Brown Sugar Meringues

1 dozen

This twist on the classic meringue recipe calls for almonds and brown sugar, producing a golden-brown cookie that is crunchy on the outside, deliciously chewy on the inside.


  • 1 cup whole almonds

  • 6 large egg whites

  • 1 ½ cups packed light-brown sugar

  • ½ teaspoon pure vanilla extract


  1. Preheat the oven to 350 degrees. Place nuts in a single layer on a rimmed baking sheet; toast until golden and aromatic, about 8 minutes. Shake the pan halfway through baking to make sure the nuts toast evenly. Remove from oven; cool. Reduce oven temperature to 200 degrees. Line two 11-by-17-inch baking sheets with parchment; set aside.

  2. In the bowl of an electric mixer, combine egg whites and sugar. Place bowl over a pan of simmering water. Whisk until sugar dissolves and mixture is warm, 3 minutes.

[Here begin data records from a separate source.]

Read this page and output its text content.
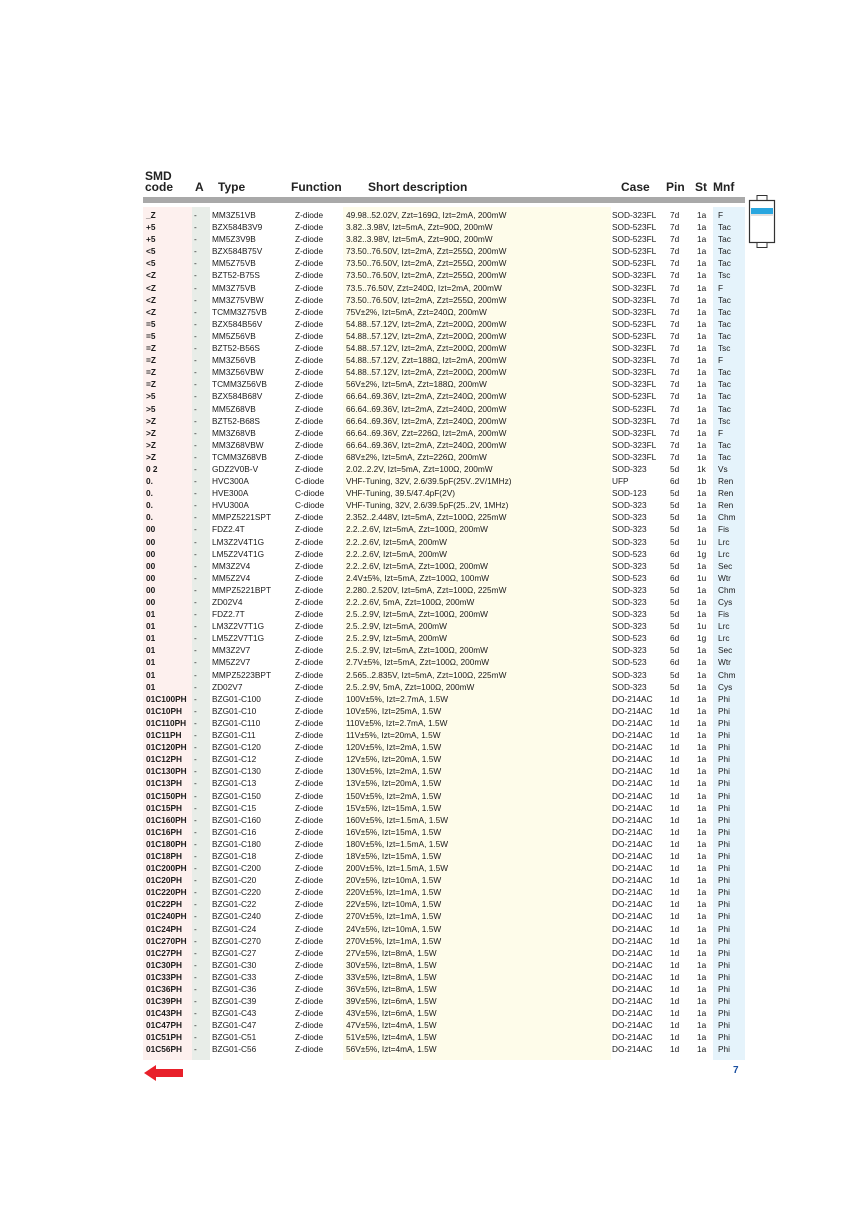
SMD
code A Type	Function Short description	Case Pin St Mnf
_Z	- MM3Z51VB	Z-diode	49.98..52.02V, Zzt=169Ω, Izt=2mA, 200mW	SOD-323FL 7d 1a F
+5	- BZX584B3V9	Z-diode	3.82..3.98V, Izt=5mA, Zzt=90Ω, 200mW	SOD-523FL 7d 1a Tac
+5	- MM5Z3V9B	Z-diode	3.82..3.98V, Izt=5mA, Zzt=90Ω, 200mW	SOD-523FL 7d 1a Tac
<5	- BZX584B75V	Z-diode	73.50..76.50V, Izt=2mA, Zzt=255Ω, 200mW	SOD-523FL 7d 1a Tac
<5	- MM5Z75VB	Z-diode	73.50..76.50V, Izt=2mA, Zzt=255Ω, 200mW	SOD-523FL 7d 1a Tac
<Z	- BZT52-B75S	Z-diode	73.50..76.50V, Izt=2mA, Zzt=255Ω, 200mW	SOD-323FL 7d 1a Tsc
<Z	- MM3Z75VB	Z-diode	73.5..76.50V, Zzt=240Ω, Izt=2mA, 200mW	SOD-323FL 7d 1a F
<Z	- MM3Z75VBW	Z-diode	73.50..76.50V, Izt=2mA, Zzt=255Ω, 200mW	SOD-323FL 7d 1a Tac
<Z	- TCMM3Z75VB	Z-diode	75V±2%, Izt=5mA, Zzt=240Ω, 200mW	SOD-323FL 7d 1a Tac
=5	- BZX584B56V	Z-diode	54.88..57.12V, Izt=2mA, Zzt=200Ω, 200mW	SOD-523FL 7d 1a Tac
=5	- MM5Z56VB	Z-diode	54.88..57.12V, Izt=2mA, Zzt=200Ω, 200mW	SOD-523FL 7d 1a Tac
=Z	- BZT52-B56S	Z-diode	54.88..57.12V, Izt=2mA, Zzt=200Ω, 200mW	SOD-323FL 7d 1a Tsc
=Z	- MM3Z56VB	Z-diode	54.88..57.12V, Zzt=188Ω, Izt=2mA, 200mW	SOD-323FL 7d 1a F
=Z	- MM3Z56VBW	Z-diode	54.88..57.12V, Izt=2mA, Zzt=200Ω, 200mW	SOD-323FL 7d 1a Tac
=Z	- TCMM3Z56VB	Z-diode	56V±2%, Izt=5mA, Zzt=188Ω, 200mW	SOD-323FL 7d 1a Tac
>5	- BZX584B68V	Z-diode	66.64..69.36V, Izt=2mA, Zzt=240Ω, 200mW	SOD-523FL 7d 1a Tac
>5	- MM5Z68VB	Z-diode	66.64..69.36V, Izt=2mA, Zzt=240Ω, 200mW	SOD-523FL 7d 1a Tac
>Z	- BZT52-B68S	Z-diode	66.64..69.36V, Izt=2mA, Zzt=240Ω, 200mW	SOD-323FL 7d 1a Tsc
>Z	- MM3Z68VB	Z-diode	66.64..69.36V, Zzt=226Ω, Izt=2mA, 200mW	SOD-323FL 7d 1a F
>Z	- MM3Z68VBW	Z-diode	66.64..69.36V, Izt=2mA, Zzt=240Ω, 200mW	SOD-323FL 7d 1a Tac
>Z	- TCMM3Z68VB	Z-diode	68V±2%, Izt=5mA, Zzt=226Ω, 200mW	SOD-323FL 7d 1a Tac
0 2	- GDZ2V0B-V	Z-diode	2.02..2.2V, Izt=5mA, Zzt=100Ω, 200mW	SOD-323	5d 1k Vs
0.	- HVC300A	C-diode	VHF-Tuning, 32V, 2.6/39.5pF(25V..2V/1MHz)	UFP	6d 1b Ren
0.	- HVE300A	C-diode	VHF-Tuning, 39.5/47.4pF(2V)	SOD-123	5d 1a Ren
0.	- HVU300A	C-diode	VHF-Tuning, 32V, 2.6/39.5pF(25..2V, 1MHz)	SOD-323	5d 1a Ren
0.	- MMPZ5221SPT	Z-diode	2.352..2.448V, Izt=5mA, Zzt=100Ω, 225mW	SOD-323	5d 1a Chm
00	- FDZ2.4T	Z-diode	2.2..2.6V, Izt=5mA, Zzt=100Ω, 200mW	SOD-323	5d 1a Fis
00	- LM3Z2V4T1G	Z-diode	2.2..2.6V, Izt=5mA, 200mW	SOD-323	5d 1u Lrc
00	- LM5Z2V4T1G	Z-diode	2.2..2.6V, Izt=5mA, 200mW	SOD-523	6d 1g Lrc
00	- MM3Z2V4	Z-diode	2.2..2.6V, Izt=5mA, Zzt=100Ω, 200mW	SOD-323	5d 1a Sec
00	- MM5Z2V4	Z-diode	2.4V±5%, Izt=5mA, Zzt=100Ω, 100mW	SOD-523	6d 1u Wtr
00	- MMPZ5221BPT	Z-diode	2.280..2.520V, Izt=5mA, Zzt=100Ω, 225mW	SOD-323	5d 1a Chm
00	- ZD02V4	Z-diode	2.2..2.6V, 5mA, Zzt=100Ω, 200mW	SOD-323	5d 1a Cys
01	- FDZ2.7T	Z-diode	2.5..2.9V, Izt=5mA, Zzt=100Ω, 200mW	SOD-323	5d 1a Fis
01	- LM3Z2V7T1G	Z-diode	2.5..2.9V, Izt=5mA, 200mW	SOD-323	5d 1u Lrc
01	- LM5Z2V7T1G	Z-diode	2.5..2.9V, Izt=5mA, 200mW	SOD-523	6d 1g Lrc
01	- MM3Z2V7	Z-diode	2.5..2.9V, Izt=5mA, Zzt=100Ω, 200mW	SOD-323	5d 1a Sec
01	- MM5Z2V7	Z-diode	2.7V±5%, Izt=5mA, Zzt=100Ω, 200mW	SOD-523	6d 1a Wtr
01	- MMPZ5223BPT	Z-diode	2.565..2.835V, Izt=5mA, Zzt=100Ω, 225mW	SOD-323	5d 1a Chm
01	- ZD02V7	Z-diode	2.5..2.9V, 5mA, Zzt=100Ω, 200mW	SOD-323	5d 1a Cys
01C100PH - BZG01-C100	Z-diode	100V±5%, Izt=2.7mA, 1.5W	DO-214AC 1d 1a Phi
01C10PH - BZG01-C10	Z-diode	10V±5%, Izt=25mA, 1.5W	DO-214AC 1d 1a Phi
01C110PH - BZG01-C110	Z-diode	110V±5%, Izt=2.7mA, 1.5W	DO-214AC 1d 1a Phi
01C11PH - BZG01-C11	Z-diode	11V±5%, Izt=20mA, 1.5W	DO-214AC 1d 1a Phi
01C120PH - BZG01-C120	Z-diode	120V±5%, Izt=2mA, 1.5W	DO-214AC 1d 1a Phi
01C12PH - BZG01-C12	Z-diode	12V±5%, Izt=20mA, 1.5W	DO-214AC 1d 1a Phi
01C130PH - BZG01-C130	Z-diode	130V±5%, Izt=2mA, 1.5W	DO-214AC 1d 1a Phi
01C13PH - BZG01-C13	Z-diode	13V±5%, Izt=20mA, 1.5W	DO-214AC 1d 1a Phi
01C150PH - BZG01-C150	Z-diode	150V±5%, Izt=2mA, 1.5W	DO-214AC 1d 1a Phi
01C15PH - BZG01-C15	Z-diode	15V±5%, Izt=15mA, 1.5W	DO-214AC 1d 1a Phi
01C160PH - BZG01-C160	Z-diode	160V±5%, Izt=1.5mA, 1.5W	DO-214AC 1d 1a Phi
01C16PH - BZG01-C16	Z-diode	16V±5%, Izt=15mA, 1.5W	DO-214AC 1d 1a Phi
01C180PH - BZG01-C180	Z-diode	180V±5%, Izt=1.5mA, 1.5W	DO-214AC 1d 1a Phi
01C18PH - BZG01-C18	Z-diode	18V±5%, Izt=15mA, 1.5W	DO-214AC 1d 1a Phi
01C200PH - BZG01-C200	Z-diode	200V±5%, Izt=1.5mA, 1.5W	DO-214AC 1d 1a Phi
01C20PH - BZG01-C20	Z-diode	20V±5%, Izt=10mA, 1.5W	DO-214AC 1d 1a Phi
01C220PH - BZG01-C220	Z-diode	220V±5%, Izt=1mA, 1.5W	DO-214AC 1d 1a Phi
01C22PH - BZG01-C22	Z-diode	22V±5%, Izt=10mA, 1.5W	DO-214AC 1d 1a Phi
01C240PH - BZG01-C240	Z-diode	270V±5%, Izt=1mA, 1.5W	DO-214AC 1d 1a Phi
01C24PH - BZG01-C24	Z-diode	24V±5%, Izt=10mA, 1.5W	DO-214AC 1d 1a Phi
01C270PH - BZG01-C270	Z-diode	270V±5%, Izt=1mA, 1.5W	DO-214AC 1d 1a Phi
01C27PH - BZG01-C27	Z-diode	27V±5%, Izt=8mA, 1.5W	DO-214AC 1d 1a Phi
01C30PH - BZG01-C30	Z-diode	30V±5%, Izt=8mA, 1.5W	DO-214AC 1d 1a Phi
01C33PH - BZG01-C33	Z-diode	33V±5%, Izt=8mA, 1.5W	DO-214AC 1d 1a Phi
01C36PH - BZG01-C36	Z-diode	36V±5%, Izt=8mA, 1.5W	DO-214AC 1d 1a Phi
01C39PH - BZG01-C39	Z-diode	39V±5%, Izt=6mA, 1.5W	DO-214AC 1d 1a Phi
01C43PH - BZG01-C43	Z-diode	43V±5%, Izt=6mA, 1.5W	DO-214AC 1d 1a Phi
01C47PH - BZG01-C47	Z-diode	47V±5%, Izt=4mA, 1.5W	DO-214AC 1d 1a Phi
01C51PH - BZG01-C51	Z-diode	51V±5%, Izt=4mA, 1.5W	DO-214AC 1d 1a Phi
01C56PH - BZG01-C56	Z-diode	56V±5%, Izt=4mA, 1.5W	DO-214AC 1d 1a Phi
7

  3. Transfer the bowl to the mixer fitted with the whisk attachment. Starting on low speed and gradually increasing to high, whip mixture until stiff, glossy peaks form, about 5 minutes. Add vanilla, and mix to combine. Remove bowl from mixer, and fold in the toasted almonds.

  4. Place 1/3-cup ovals of meringue on prepared baking sheets, about 6 per sheet. Bake 1 hour. Turn off heat; dry meringues in oven overnight. Store between layers of parchment in an airtight container in a cool, dry place up to 3 days.

Cook's Notes

These should be dried overnight before serving.